You’ll meet many characters along the way, and even be forced to choose some over others. All of them come with their own respective backstories and unfolding drama, which is, for the most part, intriguing. It makes for interesting dialogue (via Private Actions) throughout the story.
We might argue these dramas often never truly unravel to their conclusion or otherwise fail to truly define the characters rather than simply paint a backdrop from which you can recruit them, but for the era this game was produced, we think the characters show a level of depth uncommon for the time.
The characters themselves each have unique personalities, goals, and outlooks. Coming from vastly different walks of life, ages, and even worlds, all interact with one another in a believable manner which makes for a much more interesting and organic plot.
Seeing how they each approach the events unfolding in the world around them keeps the normal save-the-world trope from getting stale. On top of the main story, Private Actions (PA) offer extra segments in each town. PA’s change periodically depending on how far into the story you are and who you have recruited to your party, and many are very missable.
Not only does the Private Action system open up more story and background for all the characters and build their character through their mutual interactions, but certain PAs also lead to game changing decisions. They can raise or lower your affection level between characters, in turn changing things such as access to hidden skills and abilities, different recruitable characters and quests, as well as the many different endings available to find.

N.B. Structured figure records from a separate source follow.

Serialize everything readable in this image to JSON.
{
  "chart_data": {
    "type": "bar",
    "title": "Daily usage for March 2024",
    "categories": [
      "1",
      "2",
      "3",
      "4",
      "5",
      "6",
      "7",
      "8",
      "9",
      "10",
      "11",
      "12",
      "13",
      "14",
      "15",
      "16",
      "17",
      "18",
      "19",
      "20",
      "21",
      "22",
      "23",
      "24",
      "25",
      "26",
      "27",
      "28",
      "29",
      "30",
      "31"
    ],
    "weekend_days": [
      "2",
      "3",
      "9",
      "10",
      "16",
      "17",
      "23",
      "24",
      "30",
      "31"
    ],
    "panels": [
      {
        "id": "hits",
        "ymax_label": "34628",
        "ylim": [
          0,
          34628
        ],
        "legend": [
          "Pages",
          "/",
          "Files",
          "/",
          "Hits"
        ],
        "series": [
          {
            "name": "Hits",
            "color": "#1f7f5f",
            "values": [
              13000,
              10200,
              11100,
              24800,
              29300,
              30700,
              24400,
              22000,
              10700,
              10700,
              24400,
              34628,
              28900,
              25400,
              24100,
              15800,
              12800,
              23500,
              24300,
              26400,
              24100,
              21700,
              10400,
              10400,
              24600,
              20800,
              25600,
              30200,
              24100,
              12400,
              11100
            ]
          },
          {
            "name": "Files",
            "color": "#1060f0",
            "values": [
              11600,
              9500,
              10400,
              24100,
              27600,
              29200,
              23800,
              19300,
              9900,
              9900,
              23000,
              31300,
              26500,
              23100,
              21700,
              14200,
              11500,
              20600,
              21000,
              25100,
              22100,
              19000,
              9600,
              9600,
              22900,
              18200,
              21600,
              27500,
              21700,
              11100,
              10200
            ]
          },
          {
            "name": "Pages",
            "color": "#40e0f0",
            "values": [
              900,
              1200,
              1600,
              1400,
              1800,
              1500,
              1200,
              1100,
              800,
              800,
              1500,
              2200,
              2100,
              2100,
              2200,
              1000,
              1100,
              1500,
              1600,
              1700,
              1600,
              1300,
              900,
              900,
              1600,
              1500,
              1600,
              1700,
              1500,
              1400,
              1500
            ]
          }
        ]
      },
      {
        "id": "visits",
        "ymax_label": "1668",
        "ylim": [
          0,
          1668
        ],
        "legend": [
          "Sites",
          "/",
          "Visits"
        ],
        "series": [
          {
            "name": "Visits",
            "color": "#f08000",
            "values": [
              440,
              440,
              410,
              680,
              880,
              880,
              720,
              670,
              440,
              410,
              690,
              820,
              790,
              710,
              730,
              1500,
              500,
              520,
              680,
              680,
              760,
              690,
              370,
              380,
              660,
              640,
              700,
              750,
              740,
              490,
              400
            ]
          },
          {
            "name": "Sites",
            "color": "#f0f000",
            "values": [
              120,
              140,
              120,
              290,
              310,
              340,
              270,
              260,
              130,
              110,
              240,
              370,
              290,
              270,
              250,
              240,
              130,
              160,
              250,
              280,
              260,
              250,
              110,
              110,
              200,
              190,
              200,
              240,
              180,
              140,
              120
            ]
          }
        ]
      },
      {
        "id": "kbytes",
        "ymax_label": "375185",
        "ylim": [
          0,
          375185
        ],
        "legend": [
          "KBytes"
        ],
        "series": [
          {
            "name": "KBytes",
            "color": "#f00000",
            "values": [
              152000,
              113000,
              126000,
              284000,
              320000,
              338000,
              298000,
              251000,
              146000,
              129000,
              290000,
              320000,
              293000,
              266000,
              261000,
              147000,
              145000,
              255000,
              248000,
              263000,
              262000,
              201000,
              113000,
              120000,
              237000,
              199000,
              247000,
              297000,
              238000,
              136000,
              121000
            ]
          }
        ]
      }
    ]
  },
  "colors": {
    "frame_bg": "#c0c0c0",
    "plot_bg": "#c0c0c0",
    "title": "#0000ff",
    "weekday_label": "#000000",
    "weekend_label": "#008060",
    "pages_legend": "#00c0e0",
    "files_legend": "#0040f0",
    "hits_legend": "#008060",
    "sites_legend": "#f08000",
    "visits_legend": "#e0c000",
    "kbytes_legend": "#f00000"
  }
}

Star Ocean: First Departure R is bursting at the seams with content, both story and gameplay. Between its beautiful retro-visuals, it’s deep skill system, and it’s intricate plot that features not just multiple endings but multiple paths to reach those endings, the game truly harkens to an age of gaming long past.
One where story and gameplay were king and innovations were around every turn. We thoroughly enjoyed our 30+ hour playthrough, and could easily spend another 30+ hours doing it all again.